New manufacturing technologies that are invented in post-industrial societies are bound to shape the whole globalization versus localization debate. The recent economic crisis that has affected multiple continents has shown that the market economy has entered a new phase where national states have become more visible in the repair of economic and fiscal damage incurred in the system with no boundaries. Globalization is now considered to have limits.
The need for market regulations, correction of wage differences and stabilizing energy costs all call for an able hand and new rules. Does this mean less overseas production? This trend is locally reinforced when countries such as China take action to reduce pollution in its cities where manufacturing industries have concentrated. Moving some of the established industries out of urban centers is costly.

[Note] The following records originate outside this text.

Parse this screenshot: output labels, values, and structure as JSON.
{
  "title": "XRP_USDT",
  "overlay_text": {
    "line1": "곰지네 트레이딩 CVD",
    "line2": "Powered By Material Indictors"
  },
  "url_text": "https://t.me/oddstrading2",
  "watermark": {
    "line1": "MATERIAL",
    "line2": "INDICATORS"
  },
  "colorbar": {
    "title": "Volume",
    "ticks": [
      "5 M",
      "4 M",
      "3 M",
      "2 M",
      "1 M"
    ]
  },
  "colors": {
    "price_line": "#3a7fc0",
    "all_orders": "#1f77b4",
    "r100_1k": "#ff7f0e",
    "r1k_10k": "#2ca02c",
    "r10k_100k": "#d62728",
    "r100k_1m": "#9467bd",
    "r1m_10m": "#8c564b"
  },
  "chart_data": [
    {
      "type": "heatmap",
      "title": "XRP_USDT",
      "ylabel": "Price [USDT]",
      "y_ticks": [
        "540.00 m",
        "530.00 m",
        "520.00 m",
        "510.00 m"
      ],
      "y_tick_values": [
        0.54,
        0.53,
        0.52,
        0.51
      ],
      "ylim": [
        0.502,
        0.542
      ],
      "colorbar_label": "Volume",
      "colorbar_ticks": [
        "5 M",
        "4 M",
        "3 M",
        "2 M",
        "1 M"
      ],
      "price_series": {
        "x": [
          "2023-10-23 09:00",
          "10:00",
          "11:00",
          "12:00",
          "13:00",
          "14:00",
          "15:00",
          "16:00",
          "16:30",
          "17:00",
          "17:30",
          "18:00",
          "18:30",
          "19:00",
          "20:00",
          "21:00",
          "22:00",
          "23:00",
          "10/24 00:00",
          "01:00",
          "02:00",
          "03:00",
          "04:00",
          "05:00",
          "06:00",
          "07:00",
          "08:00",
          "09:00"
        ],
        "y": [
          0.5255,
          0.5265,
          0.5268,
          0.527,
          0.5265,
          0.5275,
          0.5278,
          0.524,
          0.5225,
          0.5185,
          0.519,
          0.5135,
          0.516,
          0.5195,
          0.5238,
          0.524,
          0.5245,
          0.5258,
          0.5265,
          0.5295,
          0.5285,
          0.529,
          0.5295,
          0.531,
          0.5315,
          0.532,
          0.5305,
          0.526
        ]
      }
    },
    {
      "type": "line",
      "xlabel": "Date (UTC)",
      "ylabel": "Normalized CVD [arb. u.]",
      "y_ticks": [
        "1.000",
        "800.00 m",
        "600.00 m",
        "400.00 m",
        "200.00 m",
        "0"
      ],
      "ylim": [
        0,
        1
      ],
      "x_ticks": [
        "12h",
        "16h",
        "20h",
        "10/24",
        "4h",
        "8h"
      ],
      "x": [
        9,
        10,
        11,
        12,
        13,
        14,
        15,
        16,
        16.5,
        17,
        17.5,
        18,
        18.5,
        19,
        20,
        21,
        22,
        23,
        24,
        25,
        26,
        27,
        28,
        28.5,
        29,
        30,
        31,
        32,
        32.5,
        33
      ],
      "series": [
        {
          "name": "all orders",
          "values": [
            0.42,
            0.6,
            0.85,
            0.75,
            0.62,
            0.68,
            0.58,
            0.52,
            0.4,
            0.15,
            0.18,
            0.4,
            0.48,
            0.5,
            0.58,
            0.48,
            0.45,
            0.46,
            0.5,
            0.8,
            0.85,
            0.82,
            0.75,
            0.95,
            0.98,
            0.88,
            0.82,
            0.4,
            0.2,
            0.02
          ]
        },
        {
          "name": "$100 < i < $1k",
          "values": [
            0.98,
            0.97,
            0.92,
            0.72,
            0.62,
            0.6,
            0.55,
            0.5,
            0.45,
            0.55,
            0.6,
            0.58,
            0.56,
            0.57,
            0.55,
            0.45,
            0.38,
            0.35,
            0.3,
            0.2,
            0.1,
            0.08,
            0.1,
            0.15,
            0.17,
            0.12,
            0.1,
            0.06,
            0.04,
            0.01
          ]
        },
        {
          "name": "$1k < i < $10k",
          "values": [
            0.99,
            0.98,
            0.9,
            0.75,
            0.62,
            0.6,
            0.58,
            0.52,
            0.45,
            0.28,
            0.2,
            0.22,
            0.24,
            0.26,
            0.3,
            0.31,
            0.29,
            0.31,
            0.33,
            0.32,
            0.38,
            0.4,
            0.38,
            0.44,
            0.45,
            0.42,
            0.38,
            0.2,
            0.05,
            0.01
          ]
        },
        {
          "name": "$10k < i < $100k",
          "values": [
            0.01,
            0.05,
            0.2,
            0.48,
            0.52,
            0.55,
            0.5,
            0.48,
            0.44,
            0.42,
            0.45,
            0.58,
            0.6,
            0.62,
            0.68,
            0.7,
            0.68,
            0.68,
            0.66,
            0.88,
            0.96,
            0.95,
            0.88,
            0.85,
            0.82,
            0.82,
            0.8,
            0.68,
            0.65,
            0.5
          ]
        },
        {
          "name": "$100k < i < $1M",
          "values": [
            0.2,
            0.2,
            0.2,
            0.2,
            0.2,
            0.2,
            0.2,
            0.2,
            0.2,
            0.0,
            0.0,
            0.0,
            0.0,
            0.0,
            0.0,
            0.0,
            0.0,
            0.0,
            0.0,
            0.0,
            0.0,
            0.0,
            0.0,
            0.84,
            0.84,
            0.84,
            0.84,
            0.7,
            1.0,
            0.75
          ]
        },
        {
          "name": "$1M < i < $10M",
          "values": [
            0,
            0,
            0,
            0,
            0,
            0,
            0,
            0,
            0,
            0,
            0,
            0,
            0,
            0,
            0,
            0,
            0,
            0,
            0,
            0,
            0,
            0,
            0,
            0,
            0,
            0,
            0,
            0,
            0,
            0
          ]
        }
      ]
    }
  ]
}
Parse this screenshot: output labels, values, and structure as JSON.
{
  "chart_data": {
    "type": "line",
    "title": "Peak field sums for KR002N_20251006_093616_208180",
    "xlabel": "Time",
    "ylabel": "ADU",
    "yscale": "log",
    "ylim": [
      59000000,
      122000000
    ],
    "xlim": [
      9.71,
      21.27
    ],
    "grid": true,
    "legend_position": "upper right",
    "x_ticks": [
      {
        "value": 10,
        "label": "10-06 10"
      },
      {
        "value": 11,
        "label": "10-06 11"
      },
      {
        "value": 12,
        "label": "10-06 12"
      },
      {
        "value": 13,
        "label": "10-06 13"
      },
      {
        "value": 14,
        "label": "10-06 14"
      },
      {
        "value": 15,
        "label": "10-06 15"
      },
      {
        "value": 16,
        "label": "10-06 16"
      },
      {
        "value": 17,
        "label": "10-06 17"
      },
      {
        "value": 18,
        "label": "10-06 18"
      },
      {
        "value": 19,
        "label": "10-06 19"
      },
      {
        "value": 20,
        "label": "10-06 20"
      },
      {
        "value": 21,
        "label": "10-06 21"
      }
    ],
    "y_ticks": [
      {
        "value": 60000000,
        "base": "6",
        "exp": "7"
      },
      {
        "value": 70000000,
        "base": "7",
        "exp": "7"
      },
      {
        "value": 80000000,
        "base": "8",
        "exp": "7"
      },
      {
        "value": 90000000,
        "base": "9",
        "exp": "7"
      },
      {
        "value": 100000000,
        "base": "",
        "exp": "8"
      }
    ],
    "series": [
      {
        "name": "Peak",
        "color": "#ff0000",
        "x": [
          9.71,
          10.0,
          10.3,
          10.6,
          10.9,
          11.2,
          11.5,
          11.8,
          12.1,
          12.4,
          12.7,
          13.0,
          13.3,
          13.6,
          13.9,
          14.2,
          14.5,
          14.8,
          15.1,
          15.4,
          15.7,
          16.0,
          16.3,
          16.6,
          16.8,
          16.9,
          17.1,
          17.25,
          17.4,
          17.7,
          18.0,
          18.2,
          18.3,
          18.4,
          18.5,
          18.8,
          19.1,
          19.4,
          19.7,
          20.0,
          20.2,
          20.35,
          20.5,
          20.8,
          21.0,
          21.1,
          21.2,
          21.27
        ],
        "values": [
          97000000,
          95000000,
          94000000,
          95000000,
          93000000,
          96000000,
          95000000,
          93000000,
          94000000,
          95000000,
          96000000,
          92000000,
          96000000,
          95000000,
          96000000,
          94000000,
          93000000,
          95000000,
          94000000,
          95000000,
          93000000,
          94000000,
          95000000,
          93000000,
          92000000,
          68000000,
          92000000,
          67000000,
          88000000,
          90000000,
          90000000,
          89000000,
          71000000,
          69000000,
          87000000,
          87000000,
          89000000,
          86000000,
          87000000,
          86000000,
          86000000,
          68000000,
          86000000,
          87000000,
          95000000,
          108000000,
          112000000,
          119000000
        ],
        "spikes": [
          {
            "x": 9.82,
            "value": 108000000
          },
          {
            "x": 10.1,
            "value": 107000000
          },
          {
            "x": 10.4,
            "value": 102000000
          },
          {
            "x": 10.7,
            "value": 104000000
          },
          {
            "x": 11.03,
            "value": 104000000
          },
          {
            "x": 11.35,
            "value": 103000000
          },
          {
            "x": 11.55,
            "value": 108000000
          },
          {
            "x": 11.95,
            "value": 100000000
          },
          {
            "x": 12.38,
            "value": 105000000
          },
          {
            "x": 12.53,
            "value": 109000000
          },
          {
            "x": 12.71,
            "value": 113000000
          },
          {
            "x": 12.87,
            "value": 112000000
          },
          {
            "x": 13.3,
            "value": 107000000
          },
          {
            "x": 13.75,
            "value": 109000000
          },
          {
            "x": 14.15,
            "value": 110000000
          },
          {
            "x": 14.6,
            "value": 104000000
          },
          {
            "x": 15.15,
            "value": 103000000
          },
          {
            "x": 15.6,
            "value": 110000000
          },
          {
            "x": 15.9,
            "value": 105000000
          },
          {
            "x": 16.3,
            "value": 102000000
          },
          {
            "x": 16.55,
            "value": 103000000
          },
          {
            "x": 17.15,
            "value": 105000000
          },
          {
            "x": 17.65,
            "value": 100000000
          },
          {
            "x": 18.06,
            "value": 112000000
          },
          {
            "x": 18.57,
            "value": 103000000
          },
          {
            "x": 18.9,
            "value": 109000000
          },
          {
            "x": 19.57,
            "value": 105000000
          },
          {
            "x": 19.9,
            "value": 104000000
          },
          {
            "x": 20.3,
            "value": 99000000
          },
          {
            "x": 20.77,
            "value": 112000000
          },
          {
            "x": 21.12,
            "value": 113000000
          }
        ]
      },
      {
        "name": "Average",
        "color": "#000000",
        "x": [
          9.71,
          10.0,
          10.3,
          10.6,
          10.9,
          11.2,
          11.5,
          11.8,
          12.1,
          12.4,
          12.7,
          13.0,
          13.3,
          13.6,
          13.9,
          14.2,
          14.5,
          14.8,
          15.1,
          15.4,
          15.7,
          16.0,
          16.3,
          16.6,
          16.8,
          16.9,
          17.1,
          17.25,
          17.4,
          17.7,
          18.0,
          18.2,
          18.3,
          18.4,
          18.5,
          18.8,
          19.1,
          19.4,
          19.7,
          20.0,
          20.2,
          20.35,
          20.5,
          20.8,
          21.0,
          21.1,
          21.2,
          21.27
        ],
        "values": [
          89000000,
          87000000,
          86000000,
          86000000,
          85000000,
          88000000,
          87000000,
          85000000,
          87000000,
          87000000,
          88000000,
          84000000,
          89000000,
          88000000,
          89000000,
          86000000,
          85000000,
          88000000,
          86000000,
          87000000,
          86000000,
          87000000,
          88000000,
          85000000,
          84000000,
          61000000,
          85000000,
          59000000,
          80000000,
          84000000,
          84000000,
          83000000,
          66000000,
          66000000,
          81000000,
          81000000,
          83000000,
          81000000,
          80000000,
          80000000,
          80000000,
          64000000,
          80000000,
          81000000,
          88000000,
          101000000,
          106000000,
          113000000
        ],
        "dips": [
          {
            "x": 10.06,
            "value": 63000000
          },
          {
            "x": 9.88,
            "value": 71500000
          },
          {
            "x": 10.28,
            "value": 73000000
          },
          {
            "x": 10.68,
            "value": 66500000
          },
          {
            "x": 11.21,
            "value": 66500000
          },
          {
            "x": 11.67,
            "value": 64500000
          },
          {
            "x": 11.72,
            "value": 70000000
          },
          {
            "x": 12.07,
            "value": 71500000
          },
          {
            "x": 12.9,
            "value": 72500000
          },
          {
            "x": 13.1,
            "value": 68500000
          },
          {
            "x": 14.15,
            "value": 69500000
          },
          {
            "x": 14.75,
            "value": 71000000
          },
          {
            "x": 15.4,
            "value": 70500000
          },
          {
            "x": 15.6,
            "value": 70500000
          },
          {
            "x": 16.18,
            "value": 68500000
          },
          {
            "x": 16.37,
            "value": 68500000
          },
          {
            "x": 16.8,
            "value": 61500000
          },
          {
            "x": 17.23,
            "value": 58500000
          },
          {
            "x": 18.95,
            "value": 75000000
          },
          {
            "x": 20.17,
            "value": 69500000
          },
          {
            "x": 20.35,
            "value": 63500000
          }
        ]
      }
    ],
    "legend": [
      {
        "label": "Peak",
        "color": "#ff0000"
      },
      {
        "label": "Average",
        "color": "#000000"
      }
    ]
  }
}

Some manufacturing lines are hazardous and health insurance demands of local workers also contribute to the lowering of the difference in labor cost between more and less industrialized countries.
Recently a new mode of production called “additive manufacturing” has made an impact in high-tech manufacturing. One part of production is realized in one corner of the globe and added on to another part making the end product. This more cost efficient method does not necessitate the transfer of production abroad as before.
As wealth increases globally, the production of customized products increases in tandem. More developed countries specialize in production for high income groups while developing countries mainly produce for populations who are newly becoming consumers thanks to their increasing incomes. Could this phenomenon lead to a structural change in the world economy? It is too early to tell but there will always be a difference between countries who invent and develop new technologies and those who produce while using them.
Energy will always be in high demand. The never-ending demand for energy seems to encourage shale oil and gas extraction in addition to conventional sources. The world has produced about 1 trillion barrels of crude oil to date. Over the next century, approximately 2 trillion barrels more are expected to be produced from conventional, proved reserves and undiscovered conventional oil. Additional supplies will be produced from unconventional oil resources, such as oil sands and shale rock.
Oil shale is an organic-rich, fine-grained sedimentary rock containing kerogen from which liquid hydrocarbons called shale oil can be produced. It seems that shale oil and gas will, on the whole, be available to be extracted in virtually every corner of the world. This phenomenon may make domestic production more cost-effective than offshore production.
Change is always surprising, but to follow and to understand it is even more so.